US oil and gas company Exxon Mobil on Monday (31, March) released a twofold report assessing potential impacts of climate change mitigation on its future business prospects. The first of its kind report was announced earlier in March in exchange for withdrawal of a shareholder resolution.
The company excluded its assets are or will be at risk due to climate change and related global efforts to reduce emissions, and it declared to be “confident that none of [its] hydrocarbon reserves are now or will become stranded”. Exxon explained its position in the view that “ all energy sources, including carbon-based fuels, are necessary to meet future global energy demand growth” driven by growing global population and GDP.
Shareholder advocates Arjuna Capital and As You Sow expressed disappointment with aspects of the response, but noted that it is an “historic first step forward, providing greater insight into how Exxon is approaching climate change risk and representing an end to the company’s previous refusal to acknowledge climate change issues”.
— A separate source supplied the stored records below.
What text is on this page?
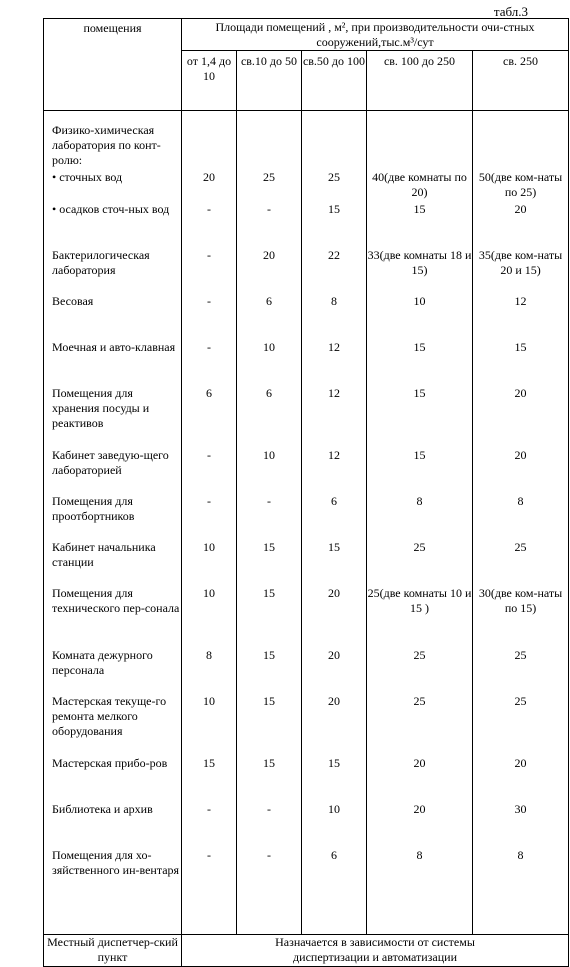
табл.3
помещения	Площади помещений , м², при производительности очи-стных сооружений,тыс.м³/сут				
	от 1,4 до 10	св.10 до 50	св.50 до 100	св. 100 до 250	св. 250
Физико-химическая лаборатория по конт-ролю:					
• сточных вод	20	25	25	40(две комнаты по 20)	50(две ком-наты по 25)
• осадков сточ-ных вод	-	-	15	15	20
Бактерилогическая лаборатория	-	20	22	33(две комнаты 18 и 15)	35(две ком-наты 20 и 15)
Весовая	-	6	8	10	12
Моечная и авто-клавная	-	10	12	15	15
Помещения для хранения посуды и реактивов	6	6	12	15	20
Кабинет заведую-щего лабораторией	-	10	12	15	20
Помещения для проотбортников	-	-	6	8	8
Кабинет начальника станции	10	15	15	25	25
Помещения для технического пер-сонала	10	15	20	25(две комнаты 10 и 15 )	30(две ком-наты по 15)
Комната дежурного персонала	8	15	20	25	25
Мастерская текуще-го ремонта мелкого оборудования	10	15	20	25	25
Мастерская прибо-ров	15	15	15	20	20
Библиотека и архив	-	-	10	20	30
Помещения для хо-зяйственного ин-вентаря	-	-	6	8	8
Местный диспетчер-ский пункт	Назначается в зависимости от системы диспертизации и автоматизации				
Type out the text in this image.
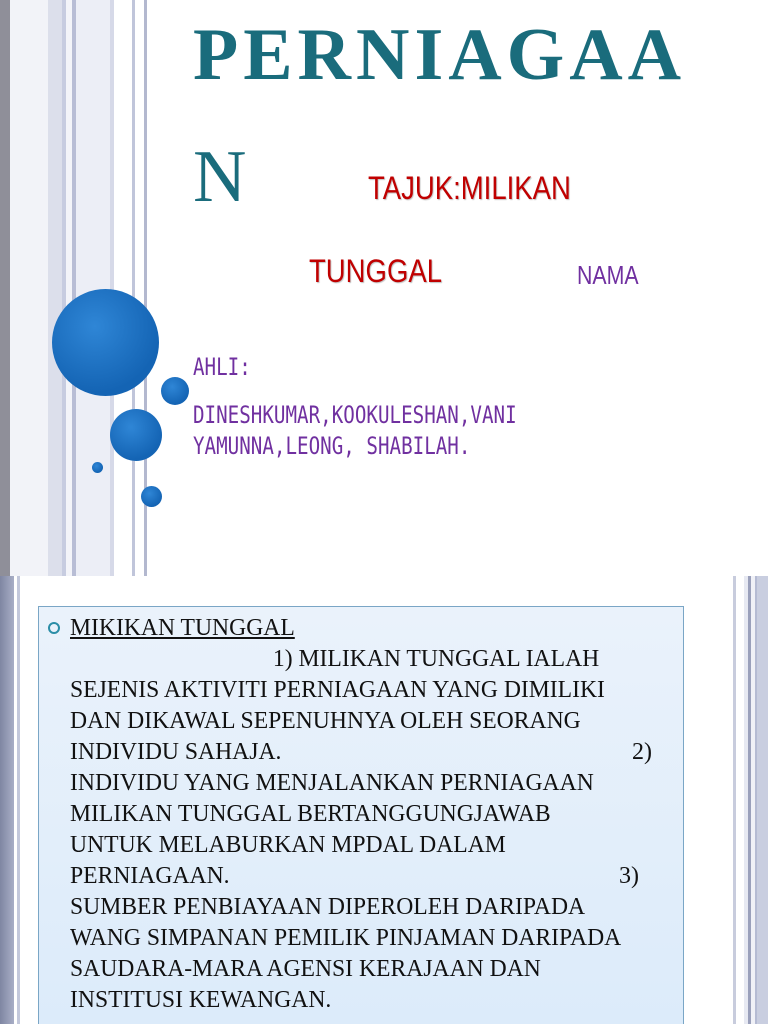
PERNIAGAA
N	TAJUK:MILIKAN
TUNGGAL	NAMA
AHLI:
DINESHKUMAR,KOOKULESHAN,VANI
YAMUNNA,LEONG, SHABILAH.
MIKIKAN TUNGGAL
1) MILIKAN TUNGGAL IALAH
SEJENIS AKTIVITI PERNIAGAAN YANG DIMILIKI
DAN DIKAWAL SEPENUHNYA OLEH SEORANG
INDIVIDU SAHAJA.
INDIVIDU YANG MENJALANKAN PERNIAGAAN
MILIKAN TUNGGAL BERTANGGUNGJAWAB
UNTUK MELABURKAN MPDAL DALAM
PERNIAGAAN.
SUMBER PENBIAYAAN DIPEROLEH DARIPADA
WANG SIMPANAN PEMILIK PINJAMAN DARIPADA
SAUDARA-MARA AGENSI KERAJAAN DAN
INSTITUSI KEWANGAN.
2)
3)
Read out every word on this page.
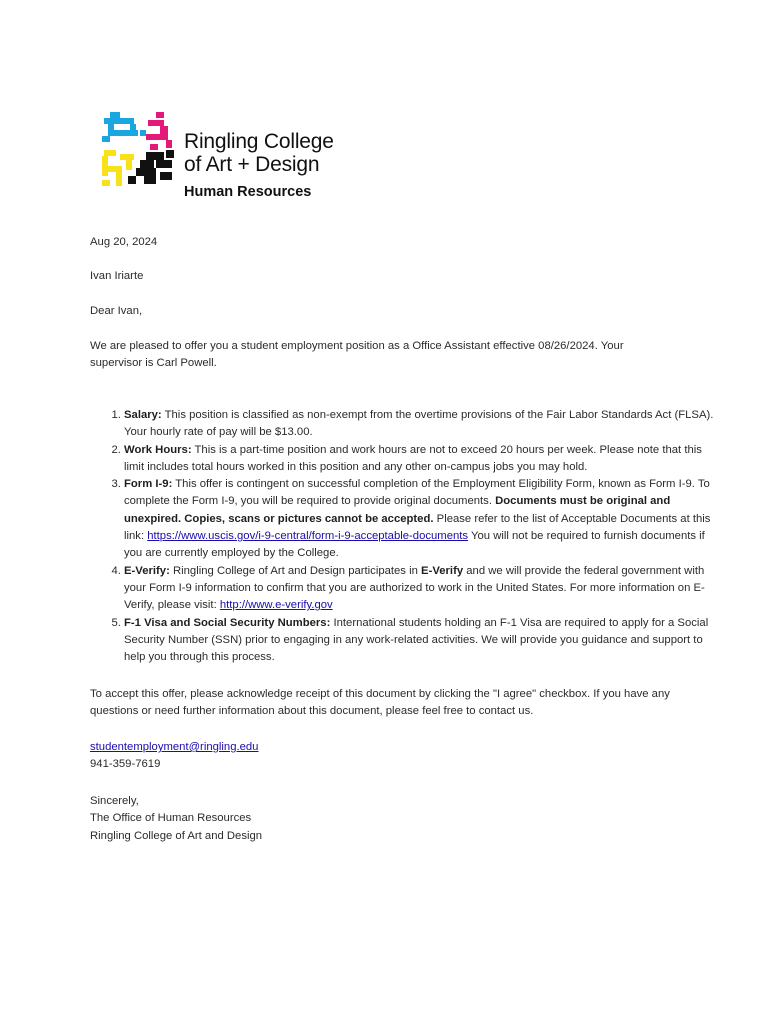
Ringling College
of Art + Design
Human Resources

Aug 20, 2024

Ivan Iriarte

Dear Ivan,

We are pleased to offer you a student employment position as a Office Assistant effective 08/26/2024. Your supervisor is Carl Powell.

1. Salary: This position is classified as non-exempt from the overtime provisions of the Fair Labor Standards Act (FLSA). Your hourly rate of pay will be $13.00.
2. Work Hours: This is a part-time position and work hours are not to exceed 20 hours per week. Please note that this limit includes total hours worked in this position and any other on-campus jobs you may hold.
3. Form I-9: This offer is contingent on successful completion of the Employment Eligibility Form, known as Form I-9. To complete the Form I-9, you will be required to provide original documents. Documents must be original and unexpired. Copies, scans or pictures cannot be accepted. Please refer to the list of Acceptable Documents at this link: https://www.uscis.gov/i-9-central/form-i-9-acceptable-documents You will not be required to furnish documents if you are currently employed by the College.
4. E-Verify: Ringling College of Art and Design participates in E-Verify and we will provide the federal government with your Form I-9 information to confirm that you are authorized to work in the United States. For more information on E-Verify, please visit: http://www.e-verify.gov
5. F-1 Visa and Social Security Numbers: International students holding an F-1 Visa are required to apply for a Social Security Number (SSN) prior to engaging in any work-related activities. We will provide you guidance and support to help you through this process.

To accept this offer, please acknowledge receipt of this document by clicking the "I agree" checkbox. If you have any questions or need further information about this document, please feel free to contact us.

studentemployment@ringling.edu
941-359-7619
Sincerely,
The Office of Human Resources
Ringling College of Art and Design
They observed that they “asked ExxonMobil to issue a report on how it stress tests capital investment opportunities and risk in a scenario where global temperature rise is limited to 2 degrees Celsius, in essence requiring that 2/3 of current fossil fuel reserves remain in the ground through 2050. Such a scenario means that some fossil fuel companies will not be able to sell some or all of their reserves, thereby stranding those assets and causing the value of the company to decline”. “Rather than providing information as to whether its reserves would be stranded, Exxon ignored the question”, thay said in a press statement.